It recently began toll collection on the Hosur-Krishnagiri highway connecting Bangalore to Chennai, where the lanes have to be expanded from four to six.
While the company has just begun construction, it has already started collecting toll for the four lanes under operation.
"In such projects, revenue visibility is high. You start seeing revenue from day one of operations. It only increases after the project is commissioned," a Reliance Infrastructure spokesperson told Business Standard.
The Hosur project has average daily traffic of 52,000 passenger car units. This is the base volume.
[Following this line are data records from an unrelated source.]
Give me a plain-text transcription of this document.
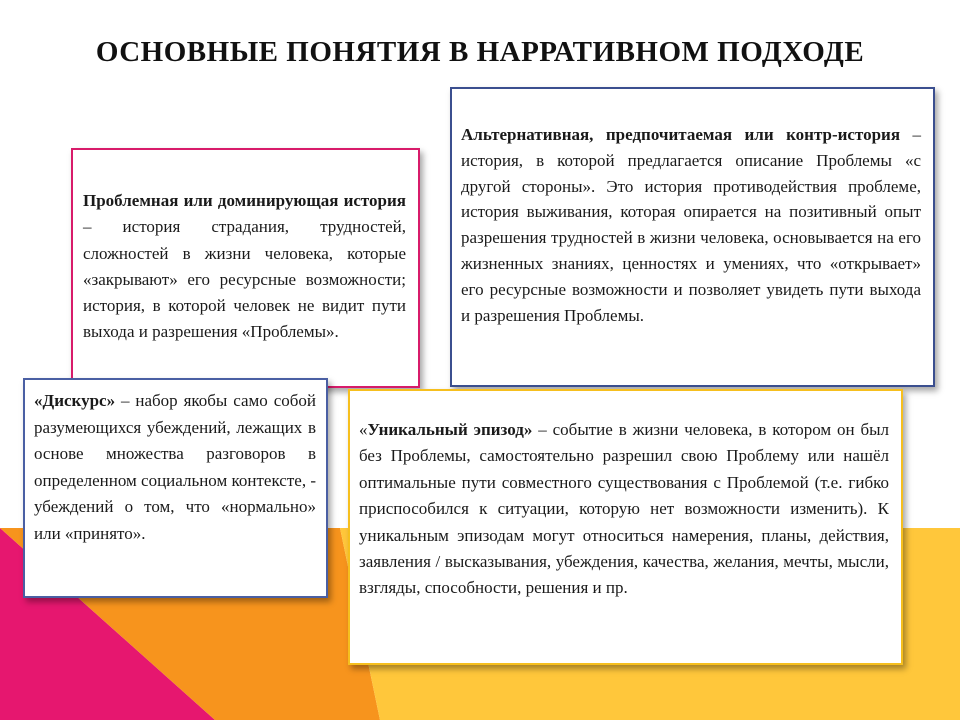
ОСНОВНЫЕ ПОНЯТИЯ В НАРРАТИВНОМ ПОДХОДЕ

Проблемная или доминирующая история – история страдания, трудностей, сложностей в жизни человека, которые «закрывают» его ресурсные возможности; история, в которой человек не видит пути выхода и разрешения «Проблемы».

Альтернативная, предпочитаемая или контр-история – история, в которой предлагается описание Проблемы «с другой стороны». Это история противодействия проблеме, история выживания, которая опирается на позитивный опыт разрешения трудностей в жизни человека, основывается на его жизненных знаниях, ценностях и умениях, что «открывает» его ресурсные возможности и позволяет увидеть пути выхода и разрешения Проблемы.

«Дискурс» – набор якобы само собой разумеющихся убеждений, лежащих в основе множества разговоров в определенном социальном контексте, - убеждений о том, что «нормально» или «принято».

«Уникальный эпизод» – событие в жизни человека, в котором он был без Проблемы, самостоятельно разрешил свою Проблему или нашёл оптимальные пути совместного существования с Проблемой (т.е. гибко приспособился к ситуации, которую нет возможности изменить). К уникальным эпизодам могут относиться намерения, планы, действия, заявления / высказывания, убеждения, качества, желания, мечты, мысли, взгляды, способности, решения и пр.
With six-laning, the corridor will cater to the growing traffic.
Six-laning of highway projects also has advantages, as the government would have acquired most of the extra land required for the expansion at the time of the four-laning.
"Besides, the road has been
there and the willingness to pay has sunk in," he said.
With the National Highways Authority of India planning to put 30 such projects for bidding under the fifth phase of the National Highways Development Programme, Reliance Infra is eying more business in this segment.
Currently developing 11 road projects worth Rs 12,000 crore, it is eyeing eight to 10 per cent market share in the sector.
The company has highway projects spanning 970 km. While four of these are operating, two more are expected to start operations this quarter.
With the highway sector becoming very competitive, a number of companies are bidding for the same project.
This has made Reliance Infra look at bigger ones, looking at traffic growth and geographic location. The target is 15-20 per cent yearly return.
For instance, the company is planning to bid for a mega road project between Kishangarh, Udaipur and Ahmedabad, the estimated cost being Rs. 5,000 crore (Rs. 50 billion), in a consortium with IRB Infrastructure.
Around a dozen bidders are expected, with financial bids expected this month.